Results : In this paper, the training set of the BERT Chinese semantic similarity calculation model to train the Chinese semantic similarity model is the LCQMC (large-scale Chinese question matching corpus) data set. The Mongolian-Chinese machine translation experiments all use the training set and development set provided by CCMT2021, and the test set uses the offline test set provided by CCMT2019. In the experiment, firstly, through the comparison of partial segmentation, BPE segmentation and BiLSTM-CNN-CRF neural network segmentation experiments on Mongolian-Chinese machine translation Mongolian corpus, it is found that the method based on partial segmentation in the Transformer neural machine translation system is higher. For other segmentation methods with different granularities, the BLEU4 value reaches 69.87%. This may be because the BPE segmentation method is mainly based on word frequency statistics, which will cause Mongolian to lose the original part of speech and word meaning. The BiLSTM-CNN-CRF neural network segmentation method has a high word segmentation accuracy, but in the Mongolian-Chinese machine translation task, the Mongolian sentences become longer and the word segmentation granularity is too fine. Therefore, subsequent experiments will be carried out on the basis of the partial segmentation method with the highest BLEU value. Then, the Mongolian corpus is partially segmented and the control characters in the Mongolian corpus are filtered. Based on the data enhancement by using the BERT model, the quality of the Mongolian-Chinese neural machine translation is significantly improved. This method makes the BLEU4 value reach 75.28%. By analyzing the experimental results, it is concluded that BERT data enhancement technology based on word segmentation can effectively improve the generalization ability of neural machine translation to low-resource languagesto deal with the sparse problem of parallel bilingual data in Mongolian-Chinese machine translation tasks.

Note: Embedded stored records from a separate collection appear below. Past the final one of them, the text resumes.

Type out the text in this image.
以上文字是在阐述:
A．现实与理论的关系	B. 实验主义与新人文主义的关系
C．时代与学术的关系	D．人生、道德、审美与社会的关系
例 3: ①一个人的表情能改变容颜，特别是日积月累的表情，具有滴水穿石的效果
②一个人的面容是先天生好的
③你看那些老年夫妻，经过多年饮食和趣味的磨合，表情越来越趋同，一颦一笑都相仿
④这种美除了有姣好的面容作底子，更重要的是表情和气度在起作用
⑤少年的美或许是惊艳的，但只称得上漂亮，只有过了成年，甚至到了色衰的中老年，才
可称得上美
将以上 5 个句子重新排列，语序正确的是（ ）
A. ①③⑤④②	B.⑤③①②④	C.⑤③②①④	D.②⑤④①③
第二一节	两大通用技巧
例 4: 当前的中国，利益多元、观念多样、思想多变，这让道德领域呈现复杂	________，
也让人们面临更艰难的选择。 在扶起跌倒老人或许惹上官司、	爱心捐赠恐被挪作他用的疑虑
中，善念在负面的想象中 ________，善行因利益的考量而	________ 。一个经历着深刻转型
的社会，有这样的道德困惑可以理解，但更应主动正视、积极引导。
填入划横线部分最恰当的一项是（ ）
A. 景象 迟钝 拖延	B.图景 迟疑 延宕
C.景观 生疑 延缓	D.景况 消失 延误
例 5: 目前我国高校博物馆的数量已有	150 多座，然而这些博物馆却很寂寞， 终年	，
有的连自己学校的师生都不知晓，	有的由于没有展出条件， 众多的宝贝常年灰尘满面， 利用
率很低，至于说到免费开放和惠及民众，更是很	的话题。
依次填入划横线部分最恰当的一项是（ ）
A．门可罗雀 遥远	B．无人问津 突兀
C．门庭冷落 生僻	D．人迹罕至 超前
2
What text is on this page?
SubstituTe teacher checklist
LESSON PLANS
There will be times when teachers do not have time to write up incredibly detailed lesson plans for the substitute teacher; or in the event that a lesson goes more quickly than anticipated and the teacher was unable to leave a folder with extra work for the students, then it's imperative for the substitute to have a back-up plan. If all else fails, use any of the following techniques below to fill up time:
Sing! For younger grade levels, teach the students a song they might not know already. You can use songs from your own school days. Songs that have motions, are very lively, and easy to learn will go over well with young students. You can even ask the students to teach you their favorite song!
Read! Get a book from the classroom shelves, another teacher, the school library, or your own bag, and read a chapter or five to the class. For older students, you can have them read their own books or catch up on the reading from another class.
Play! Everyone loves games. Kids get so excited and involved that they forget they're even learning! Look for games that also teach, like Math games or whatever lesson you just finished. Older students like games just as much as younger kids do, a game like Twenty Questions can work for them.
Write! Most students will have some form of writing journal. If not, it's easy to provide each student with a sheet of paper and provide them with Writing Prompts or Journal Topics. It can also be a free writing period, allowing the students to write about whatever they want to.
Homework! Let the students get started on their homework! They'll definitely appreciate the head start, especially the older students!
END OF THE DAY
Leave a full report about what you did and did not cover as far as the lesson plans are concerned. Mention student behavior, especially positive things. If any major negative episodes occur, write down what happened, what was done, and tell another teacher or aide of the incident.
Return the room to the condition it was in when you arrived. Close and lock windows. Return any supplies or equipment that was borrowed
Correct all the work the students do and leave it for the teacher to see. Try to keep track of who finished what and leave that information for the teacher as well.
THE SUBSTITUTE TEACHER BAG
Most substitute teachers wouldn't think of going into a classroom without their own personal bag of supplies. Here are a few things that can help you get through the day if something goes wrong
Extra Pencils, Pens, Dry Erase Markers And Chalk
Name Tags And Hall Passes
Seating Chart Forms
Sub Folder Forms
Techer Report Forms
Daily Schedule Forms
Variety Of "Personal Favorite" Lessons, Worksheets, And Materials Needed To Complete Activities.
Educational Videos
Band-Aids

Conclusions : The above experimental results show that treating Mongolian words as a whole will lose a lot of grammatical and semantic information, and word segmentation in Mongolian can not only reduce the loss of grammar and semantics, but also solve the problem of data sparseness. Compared with the word-based method, the Mongolian word segmentation method has better performance on the Transformer-based neural machine translation system. The application of the BERT data enhancement method in the Mongolian-Chinese neural machine translation based on word segmentation can construct a high-quality Mongolian-Chinese pseudo-parallel corpus, effectively expand the Mongolian-Chinese machine training corpus, and thus improve the translation quality of machine translation. In the task of bilingual machine translation between Mongolian and Chinese, the most serious problem is the problem of sparse bilingual data. In the future research work on this problem, methods such as transfer learning and post-translation processing can be used.